Il écrit : « L’abbé Aulagnier dit vouloir interpréter la pensée de Mgr Lefebvre. Voici ce que le prélat d’Ecône pensait au sujet d’accords. Ce fut publié dans Fideliter, revue alors dirigée par l’abbé Aulagnier :
« Mais si je vis encore un peu, et en supposant que d’ici à un certain temps Rome fasse un appel, qu’on veuille nous revoir, reprendre langue, à ce moment-là, c’est moi qui poserai les conditions. Je n’accepterai plus d’être dans la situation où nous nous sommes trouvés lors des colloques. C’est fini. Je poserai la question au plan doctrinal : « Est-ce que vous êtes d’accord avec les grandes encycliques de tous les papes qui vous ont précédés ? Est-ce que vous êtes d’accord avec Quanta Cura de Pie IX, Immortale Dei, Libertas de Leon XIII, Pascendi de Pie X, Quas Primus de Pie XI, Humani generis de Pie XII ? Est-ce que vous êtes en pleine communion avec ces papes et avec leurs affirmations ? Est-ce que vous acceptez encore le serment antimoderniste ? Est-ce que vous êtes pour le règne social de Notre Seigneur Jésus-Christ ? Si vous n’acceptez pas la doctrine de vos prédécesseurs, il est inutile de parler. Tant que vous n’aurez pas accepté de reformer le Concile, en considérant la doctrine de ces papes qui vous ont précédé, il n’y a pas de dialogue possible. C’est inutile ». Les positions seraient ainsi plus claires ».
Ennemond précise même qu’une telle phrase relève de principes qui valent pour toutes les époques. Il dit bien : « Il ne s’agit pas là de contexte mais bien de principes qui valent pour toutes les époques ».
L’intention d’Ennemond est bien, non seulement de défendre la position actuelle de la FSSPX, sensée bien expliquée par l’article de M l’abbé de Cacqueray, mais bien aussi de démontrer que ma « réponse » – ma critique –n’exprime nullement la pensée de Mgr Lefebvre.. Cette citation de Mgr Lefebvre me déjugerait. L’affaire serait entendue.
Je me permettrais une nouvelle réponse, une réponse à Ennemond.

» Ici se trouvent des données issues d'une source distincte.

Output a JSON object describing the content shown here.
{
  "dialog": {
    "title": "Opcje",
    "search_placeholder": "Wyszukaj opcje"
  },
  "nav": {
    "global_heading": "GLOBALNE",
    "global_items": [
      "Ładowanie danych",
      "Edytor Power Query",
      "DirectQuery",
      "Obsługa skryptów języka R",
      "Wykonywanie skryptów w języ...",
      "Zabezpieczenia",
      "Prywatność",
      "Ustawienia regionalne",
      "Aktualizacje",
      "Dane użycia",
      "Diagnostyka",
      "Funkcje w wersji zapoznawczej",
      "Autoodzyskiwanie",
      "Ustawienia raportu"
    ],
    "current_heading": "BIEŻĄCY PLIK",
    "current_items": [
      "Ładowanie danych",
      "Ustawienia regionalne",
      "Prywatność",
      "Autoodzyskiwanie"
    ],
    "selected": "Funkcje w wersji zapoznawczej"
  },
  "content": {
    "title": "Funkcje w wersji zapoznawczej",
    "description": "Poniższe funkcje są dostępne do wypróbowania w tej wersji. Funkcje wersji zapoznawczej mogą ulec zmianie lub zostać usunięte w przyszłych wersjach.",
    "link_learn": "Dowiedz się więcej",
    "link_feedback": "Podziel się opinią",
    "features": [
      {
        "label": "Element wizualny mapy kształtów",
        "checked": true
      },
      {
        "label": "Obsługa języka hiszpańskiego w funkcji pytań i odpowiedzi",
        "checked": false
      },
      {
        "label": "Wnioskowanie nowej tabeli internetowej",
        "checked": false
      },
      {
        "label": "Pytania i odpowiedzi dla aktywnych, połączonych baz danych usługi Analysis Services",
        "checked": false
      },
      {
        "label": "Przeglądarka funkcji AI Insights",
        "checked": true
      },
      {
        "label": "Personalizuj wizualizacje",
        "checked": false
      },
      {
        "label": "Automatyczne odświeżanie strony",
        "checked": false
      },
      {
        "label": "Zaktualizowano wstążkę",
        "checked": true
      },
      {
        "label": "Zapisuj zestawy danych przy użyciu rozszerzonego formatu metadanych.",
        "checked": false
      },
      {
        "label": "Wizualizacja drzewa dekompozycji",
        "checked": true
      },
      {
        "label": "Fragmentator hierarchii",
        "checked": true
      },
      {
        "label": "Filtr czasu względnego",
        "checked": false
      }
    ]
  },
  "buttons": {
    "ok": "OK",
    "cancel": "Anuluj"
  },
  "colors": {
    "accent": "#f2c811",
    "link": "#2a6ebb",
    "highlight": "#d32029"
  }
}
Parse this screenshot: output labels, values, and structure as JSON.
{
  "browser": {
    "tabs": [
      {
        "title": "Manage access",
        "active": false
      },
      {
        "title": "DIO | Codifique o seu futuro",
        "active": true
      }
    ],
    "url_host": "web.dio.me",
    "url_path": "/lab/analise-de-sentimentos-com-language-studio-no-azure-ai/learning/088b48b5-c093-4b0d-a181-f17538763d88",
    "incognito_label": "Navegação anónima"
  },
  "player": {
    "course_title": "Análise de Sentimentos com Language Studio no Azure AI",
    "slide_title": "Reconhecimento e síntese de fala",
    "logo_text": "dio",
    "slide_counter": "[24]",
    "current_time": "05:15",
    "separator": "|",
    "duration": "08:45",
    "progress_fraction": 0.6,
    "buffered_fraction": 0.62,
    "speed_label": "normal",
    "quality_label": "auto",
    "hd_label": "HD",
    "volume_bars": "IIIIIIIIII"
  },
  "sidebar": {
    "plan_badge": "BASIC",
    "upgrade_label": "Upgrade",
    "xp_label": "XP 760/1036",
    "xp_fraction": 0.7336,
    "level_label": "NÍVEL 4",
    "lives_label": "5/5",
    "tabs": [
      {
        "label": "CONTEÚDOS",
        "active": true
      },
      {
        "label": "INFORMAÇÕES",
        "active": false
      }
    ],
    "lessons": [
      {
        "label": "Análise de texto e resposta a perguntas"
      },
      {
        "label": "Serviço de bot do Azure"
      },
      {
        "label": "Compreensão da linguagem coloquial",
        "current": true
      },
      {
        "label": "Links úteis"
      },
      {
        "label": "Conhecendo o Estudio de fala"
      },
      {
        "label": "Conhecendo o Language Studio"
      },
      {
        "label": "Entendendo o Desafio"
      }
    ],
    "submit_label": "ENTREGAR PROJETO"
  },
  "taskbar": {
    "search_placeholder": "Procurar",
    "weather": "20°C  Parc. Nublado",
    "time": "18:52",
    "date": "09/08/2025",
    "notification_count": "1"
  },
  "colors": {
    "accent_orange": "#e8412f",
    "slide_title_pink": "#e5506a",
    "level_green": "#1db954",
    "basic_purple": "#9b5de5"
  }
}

Il ne faut pas tirer de la phrase que vous citez de Mgr Lefebvre ce que vous sembler vouloir tirer : un gèle définitif des relations publiques avec Rome avant que ne soient réglés les problèmes de doctrine, un refus de normalisation canonique avec Rome.
Mgr Lefebvre, il est vrai, a exprimé cette idée après l’échec des conversations avec Rome et particulièrement avec le Cardinal Ratzinger, en 1988, après le retrait de sa signature du protocole du 5 mai 1988, même quelques mois après, dites-vous,- je n’ai plus la collection de Fideliter pour vérifier –mais vous connaissant, je vous fais confiance. De cette rupture, il en avait été fort amer. Mais vous estimez – c’est du moins le sens de votre réponse – que cette citation exprime la pensée définitive de Mgr Lefebvre : tant que la doctrine ne sera pas clairement affirmée par Rome, aucune relation publique ne pourra et ne devrait avoir lieu.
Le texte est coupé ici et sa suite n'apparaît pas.